Requisitos (Cuidador):

  • residência em território nacional;

  • idade superior a 18 anos;

  • condições físicas e psicológicas adequadas aos cuidados a prestar à pessoa cuidada;

  • ser cônjuge ou unido de facto, parente ou afim até ao 4.º grau.

  • viver em comunhão de habitação com a pessoa cuidada;

  • prestar cuidados de forma permanente;

  • não exercer atividade profissional remunerada ou outro tipo de atividade incompatível com a prestação de cuidados permanentes à pessoa cuidada;

  • não se encontrar a receber prestações de desemprego;

  • não auferir remuneração pelos cuidados que presta à pessoa cuidada.

 

Requisitos (Pessoa Cuidada):

  • encontrar-se em situação de dependência de terceiros e necessitar de cuidados permanentes;

  • não se encontrar acolhida em resposta social ou de saúde, pública ou privada, em regime residencial.

 

A pessoa cuidada deve ainda ser titular de uma das seguintes prestações:

  • Subsídio por assistência de terceira pessoa;

  • Complemento por dependência de 2.º grau;

  • Complemento por dependência de 1.º grau, desde que, transitoriamente, se encontre acamado ou a necessitar de cuidados permanentes.

Pode obter mais informação sobre o Complemento por dependência ou o Subsídio por assistência de terceira pessoa, na página "Rendimentos do trabalho e/ou pensões e/ou subsídios".

Como se solicita o reconhecimento do Estatuto de Cuidador Informal?
Junto dos serviços da Segurança Social (de preferência, através do portal da Segurança Social Direta), mediante requerimento apresentado e, sempre que possível, com o consentimento da pessoa cuidada.

 

Que vantagens se pode ter, se conseguir o reconhecimento?

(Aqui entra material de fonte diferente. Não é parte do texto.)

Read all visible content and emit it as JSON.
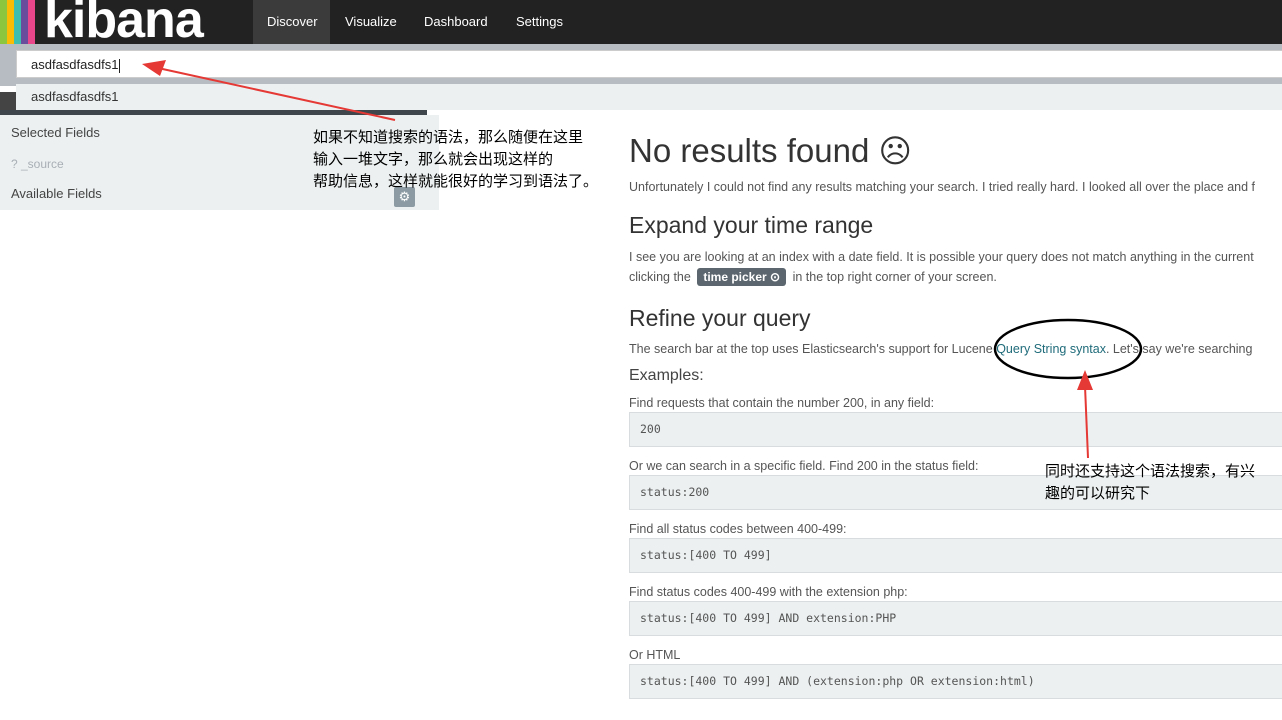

O Estatuto reconhece as figuras de cuidador informal principal e de cuidador informal não principal e prevê a possível concessão de um subsídio ao cuidador informal principal.

A atribuição e cálculo do subsídio depende da verificação de condições de recurso e só poderá ser atribuído um subsídio por cada agregado familiar.

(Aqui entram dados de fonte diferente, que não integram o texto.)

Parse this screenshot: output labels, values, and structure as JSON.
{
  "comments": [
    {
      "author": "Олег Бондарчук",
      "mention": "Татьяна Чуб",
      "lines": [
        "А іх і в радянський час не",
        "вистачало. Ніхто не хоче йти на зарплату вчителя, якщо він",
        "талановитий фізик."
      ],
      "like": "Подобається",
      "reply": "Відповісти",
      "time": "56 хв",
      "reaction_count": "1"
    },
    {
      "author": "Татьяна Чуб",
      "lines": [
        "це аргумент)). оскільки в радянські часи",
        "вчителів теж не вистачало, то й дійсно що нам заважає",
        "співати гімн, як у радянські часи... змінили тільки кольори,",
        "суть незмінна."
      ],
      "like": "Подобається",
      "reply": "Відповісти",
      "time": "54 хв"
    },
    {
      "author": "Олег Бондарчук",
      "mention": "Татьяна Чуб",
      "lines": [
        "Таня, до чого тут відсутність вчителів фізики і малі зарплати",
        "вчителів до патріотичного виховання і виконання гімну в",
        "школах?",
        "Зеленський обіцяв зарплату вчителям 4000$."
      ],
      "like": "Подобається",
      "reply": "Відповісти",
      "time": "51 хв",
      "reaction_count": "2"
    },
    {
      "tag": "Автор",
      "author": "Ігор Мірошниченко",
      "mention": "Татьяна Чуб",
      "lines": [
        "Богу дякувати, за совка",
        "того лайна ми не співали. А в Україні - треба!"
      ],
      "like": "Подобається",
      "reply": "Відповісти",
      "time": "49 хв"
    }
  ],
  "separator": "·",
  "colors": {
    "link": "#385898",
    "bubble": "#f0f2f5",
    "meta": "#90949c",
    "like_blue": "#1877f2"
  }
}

Este estatuto prevê ainda um conjunto de medidas desenvolvidas pela Saúde, Segurança Social e Autarquias locais, entre outros, que visam apoiar o Cuidador, promovendo o seu bem-estar e equilíbrio emocional e, simultaneamente, potenciando as suas capacidades e facilitando a prestação de cuidados e o bom trato à pessoa cuidada.

 

Todas estas possíveis vantagens estão limitadas, pelo menos até 31 de maio de 2021, aos cidadãos residentes em 30 concelhos ("Projetos-piloto"): Alcoutim, Alvaiázere, Amadora, Arcos de Valdevez, Boticas, Cabeceiras de Basto, Campo Maior, Castelo de Paiva, Coruche, Évora, Figueira da Foz, Fundão, Grândola, Lamego, Mação, Matosinhos, Mértola, Mirando do Corvo, Moita, Montalegre, Mora, Moura, Penafiel, Portimão, Sabugal, Seia, Viana do Castelo, Vieira do Minho, Vila Real, Vimioso.

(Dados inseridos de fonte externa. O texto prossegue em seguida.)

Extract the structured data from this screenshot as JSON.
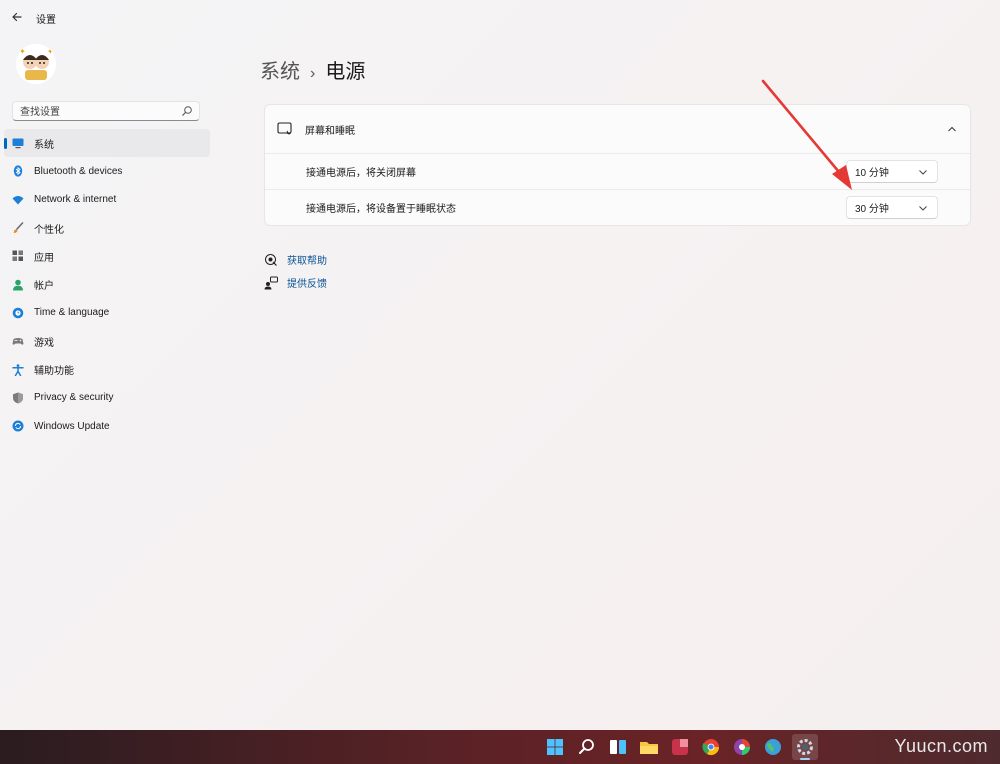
{
  "app": {
    "title": "设置"
  },
  "search": {
    "placeholder": "查找设置"
  },
  "sidebar": {
    "items": [
      {
        "label": "系统",
        "icon": "monitor-icon",
        "active": true
      },
      {
        "label": "Bluetooth & devices",
        "icon": "bluetooth-icon"
      },
      {
        "label": "Network & internet",
        "icon": "wifi-icon"
      },
      {
        "label": "个性化",
        "icon": "brush-icon"
      },
      {
        "label": "应用",
        "icon": "apps-icon"
      },
      {
        "label": "帐户",
        "icon": "person-icon"
      },
      {
        "label": "Time & language",
        "icon": "globe-clock-icon"
      },
      {
        "label": "游戏",
        "icon": "gamepad-icon"
      },
      {
        "label": "辅助功能",
        "icon": "accessibility-icon"
      },
      {
        "label": "Privacy & security",
        "icon": "shield-icon"
      },
      {
        "label": "Windows Update",
        "icon": "update-icon"
      }
    ]
  },
  "breadcrumb": {
    "parent": "系统",
    "separator": "›",
    "current": "电源"
  },
  "card": {
    "title": "屏幕和睡眠",
    "rows": [
      {
        "label": "接通电源后，将关闭屏幕",
        "value": "10 分钟"
      },
      {
        "label": "接通电源后，将设备置于睡眠状态",
        "value": "30 分钟"
      }
    ]
  },
  "links": {
    "help": "获取帮助",
    "feedback": "提供反馈"
  },
  "watermark": "Yuucn.com",
  "colors": {
    "accent": "#0067c0",
    "annotation_arrow": "#e53935"
  }
}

Pode e deve também obter mais informação junto da Segurança Social, que disponibiliza um Guia Prático do Estatuto do Cuidador Informal.

Em anexo, o vídeo oficial da Segurança Social, com a explicação de passos a dar para requerer o estatuto, bem como 3 vídeos (disponibilizados por gentileza da UCC Barcelos Norte) contendo uma sintética apresentação (não oficial). 

Contactos

e: info@portugalavc.pt

f: facebook.com/pt.avc

t: 928 060 600

(3ª, 5ª e 6ª feira, das 14 às 18 h)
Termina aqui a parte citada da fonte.